Prince Charles and The Duke of Cambridge are attending the meeting, hosted by the government. The African leaders have said they will not act on an option to sell from their ivory stockpiles, in an effort to protect elephants.

Conservationists say poaching has reached a crisis point: tens of thousands of elephants, rhinos and tigers are being slaughtered each year. The WWF estimates that the animal black market is worth US$19bn (£12bn) a year.

The bulk of poaching takes place in Africa, but much of the demand comes from Asia, where animal products, such as rhino horns, are used in traditional medicine or are bought by the rich as trophies.

The UK’s Foreign Secretary William Hague said that delegates at the meeting held at Lancaster House on Thursday would be adopting an “ambitious and powerful” London declaration.
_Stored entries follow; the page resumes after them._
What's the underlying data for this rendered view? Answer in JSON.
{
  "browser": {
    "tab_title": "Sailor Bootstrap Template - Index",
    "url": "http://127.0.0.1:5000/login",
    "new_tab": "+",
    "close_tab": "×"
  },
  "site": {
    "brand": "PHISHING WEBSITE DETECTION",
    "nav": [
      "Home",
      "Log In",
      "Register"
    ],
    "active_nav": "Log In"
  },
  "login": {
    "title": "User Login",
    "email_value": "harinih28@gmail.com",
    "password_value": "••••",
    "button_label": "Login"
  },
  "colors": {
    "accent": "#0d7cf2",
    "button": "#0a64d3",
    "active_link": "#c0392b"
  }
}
This would include a commitment to renouncing the use of any products from species at threat of extinction and a promise to support the CITES (Convention on International Trade in Endangered Species of Wild Fauna and Flora) ban on the international trade on ivory until elephant populations have stabilised.

He also said that poaching and trafficking should be treated as a serious crime, in the same category as drugs, arms and people trafficking. He added: “The illegal wildlife trade is a global problem and it matters deeply to all of us gathered here today. We need to show the world our political commitment at the highest level across the globe to addressing this before it is to late.”

In South Africa, 1 004 rhinos were killed in 2013, and across the whole continent it is estimated that more than 20 000 elephants were slaughtered for their tusks in 2012, according to the International Union for Conservation of Nature (IUCN).

The leaders of four African countries spoke at the start of the meeting. The President of Gabon, Ali Bongo Ondimba, said: “Last year, we burnt an entire stockpile of ivory to show that Gabon has no tolerance for this.” He said his country had raised the minimum sentence for poaching to three years, and those found guilty of organised crime could be served with life in prison.

However, President Khama of Botswana said that he would put the country’s ivory stockpiles out of reach of the markets. As an additional pledge, the leaders of both African states, as well as the presidents of Chad and Tanzania, have agreed to a moratorium on the ivory trade for at least 10 years, as part of an elephant protection initiative.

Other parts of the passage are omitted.